- The SEC and CFTC Adopt Identity Theft Red Flag Rules
- April 25, 2013 | Author: Charley E. Lozada
- Law Firm: Proskauer Rose LLP - New York Office
The Securities and Exchange Commission (the “SEC”) and Commodity Futures Trading Commission (the “CFTC”) recently adopted rules requiring entities subject to their respective enforcement authorities to adopt and implement programs to detect and respond to indicators of possible identity theft, as required by the Dodd-Frank Wall Street Reform and Consumer Protection Act of 2010 (the “Dodd-Frank Act”). The SEC rules apply to entities such as broker-dealers, investment companies and investment advisers, while the CFTC’s rules apply to entities such as futures commission merchants, commodity trading advisors and commodity pool operators.

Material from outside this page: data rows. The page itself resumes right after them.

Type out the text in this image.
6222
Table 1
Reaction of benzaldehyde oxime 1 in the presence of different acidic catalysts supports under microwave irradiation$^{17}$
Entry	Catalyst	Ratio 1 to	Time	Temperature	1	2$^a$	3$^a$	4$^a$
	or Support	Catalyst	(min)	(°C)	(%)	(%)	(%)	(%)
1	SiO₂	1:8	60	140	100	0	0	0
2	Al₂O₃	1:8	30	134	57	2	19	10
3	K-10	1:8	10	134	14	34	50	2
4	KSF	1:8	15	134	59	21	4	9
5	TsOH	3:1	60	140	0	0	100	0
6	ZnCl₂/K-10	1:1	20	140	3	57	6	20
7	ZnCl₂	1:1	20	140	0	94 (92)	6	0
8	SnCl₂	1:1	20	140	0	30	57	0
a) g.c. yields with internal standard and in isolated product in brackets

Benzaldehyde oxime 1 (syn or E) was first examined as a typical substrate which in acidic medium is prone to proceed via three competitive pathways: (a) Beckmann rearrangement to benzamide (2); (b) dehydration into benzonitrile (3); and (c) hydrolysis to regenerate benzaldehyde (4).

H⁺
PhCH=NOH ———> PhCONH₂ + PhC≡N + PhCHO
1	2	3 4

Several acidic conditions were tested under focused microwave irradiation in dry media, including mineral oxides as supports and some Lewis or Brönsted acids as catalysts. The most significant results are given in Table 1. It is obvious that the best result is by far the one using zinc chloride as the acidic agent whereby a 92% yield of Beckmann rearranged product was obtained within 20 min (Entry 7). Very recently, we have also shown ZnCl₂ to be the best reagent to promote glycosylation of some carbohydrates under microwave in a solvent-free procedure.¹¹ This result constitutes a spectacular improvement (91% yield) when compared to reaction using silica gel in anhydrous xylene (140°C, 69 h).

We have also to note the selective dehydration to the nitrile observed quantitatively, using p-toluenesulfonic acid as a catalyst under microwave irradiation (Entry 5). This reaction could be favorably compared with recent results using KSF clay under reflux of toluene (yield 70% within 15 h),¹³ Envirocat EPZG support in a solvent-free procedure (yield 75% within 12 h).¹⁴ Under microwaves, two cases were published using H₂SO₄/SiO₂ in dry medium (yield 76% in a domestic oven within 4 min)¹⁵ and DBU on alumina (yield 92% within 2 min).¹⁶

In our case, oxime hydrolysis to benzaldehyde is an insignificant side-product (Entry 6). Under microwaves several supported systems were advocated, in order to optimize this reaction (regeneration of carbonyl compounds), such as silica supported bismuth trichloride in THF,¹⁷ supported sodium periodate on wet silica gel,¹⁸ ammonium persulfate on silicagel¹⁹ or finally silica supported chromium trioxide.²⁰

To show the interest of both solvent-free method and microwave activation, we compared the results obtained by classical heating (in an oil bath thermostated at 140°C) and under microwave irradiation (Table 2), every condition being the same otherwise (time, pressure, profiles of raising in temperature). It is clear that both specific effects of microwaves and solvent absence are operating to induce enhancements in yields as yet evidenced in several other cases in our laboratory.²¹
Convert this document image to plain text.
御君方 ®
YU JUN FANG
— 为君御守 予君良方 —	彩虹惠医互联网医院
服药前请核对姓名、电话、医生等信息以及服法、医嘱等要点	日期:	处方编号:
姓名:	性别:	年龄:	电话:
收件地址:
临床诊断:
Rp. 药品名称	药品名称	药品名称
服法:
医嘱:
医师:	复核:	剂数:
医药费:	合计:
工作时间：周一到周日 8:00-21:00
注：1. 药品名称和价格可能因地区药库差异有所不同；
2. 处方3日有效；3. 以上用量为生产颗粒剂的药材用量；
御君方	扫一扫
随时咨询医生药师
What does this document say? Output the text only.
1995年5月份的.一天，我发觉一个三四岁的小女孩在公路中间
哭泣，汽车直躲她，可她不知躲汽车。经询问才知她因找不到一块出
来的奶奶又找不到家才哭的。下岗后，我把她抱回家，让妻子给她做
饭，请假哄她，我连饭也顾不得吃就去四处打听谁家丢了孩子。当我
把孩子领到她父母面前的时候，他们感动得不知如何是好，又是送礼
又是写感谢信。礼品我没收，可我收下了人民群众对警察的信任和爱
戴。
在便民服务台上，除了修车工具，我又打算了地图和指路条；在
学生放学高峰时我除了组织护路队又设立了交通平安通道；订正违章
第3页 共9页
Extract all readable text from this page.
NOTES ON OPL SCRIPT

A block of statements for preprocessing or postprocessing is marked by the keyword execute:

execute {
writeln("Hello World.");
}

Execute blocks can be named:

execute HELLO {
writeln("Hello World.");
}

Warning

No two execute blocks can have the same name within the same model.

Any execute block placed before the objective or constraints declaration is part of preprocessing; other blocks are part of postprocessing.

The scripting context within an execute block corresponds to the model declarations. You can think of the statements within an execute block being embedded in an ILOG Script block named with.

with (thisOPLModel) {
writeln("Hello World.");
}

The Dodd-Frank Act requirement shifted rulemaking responsibility and enforcement authority for identity theft rules governing such entities to the SEC and CFTC from the six federal agencies that had jointly adopted identity theft rules under the Fair Credit Reporting Act in 2007.
The rules adopted by the SEC and the CFTC specify: (1) which financial institutions and creditors must develop and implement a written identity theft prevention program; (2) the objectives of such program; (3) the elements that the program must contain; and (4) the steps financial institutions and creditors need to take to administer the program. The rules do not contain any requirements that were not already in the rules established in 2007, nor do they expand the scope of those rules to include new categories of entities that the rules did not already cover. However, the rules and the related adopting release contain examples and minor language changes that are designed to help guide entities with compliance.
The rules will become effective 30 days after publication in the Federal Register, and the compliance date will be six months after that effective date.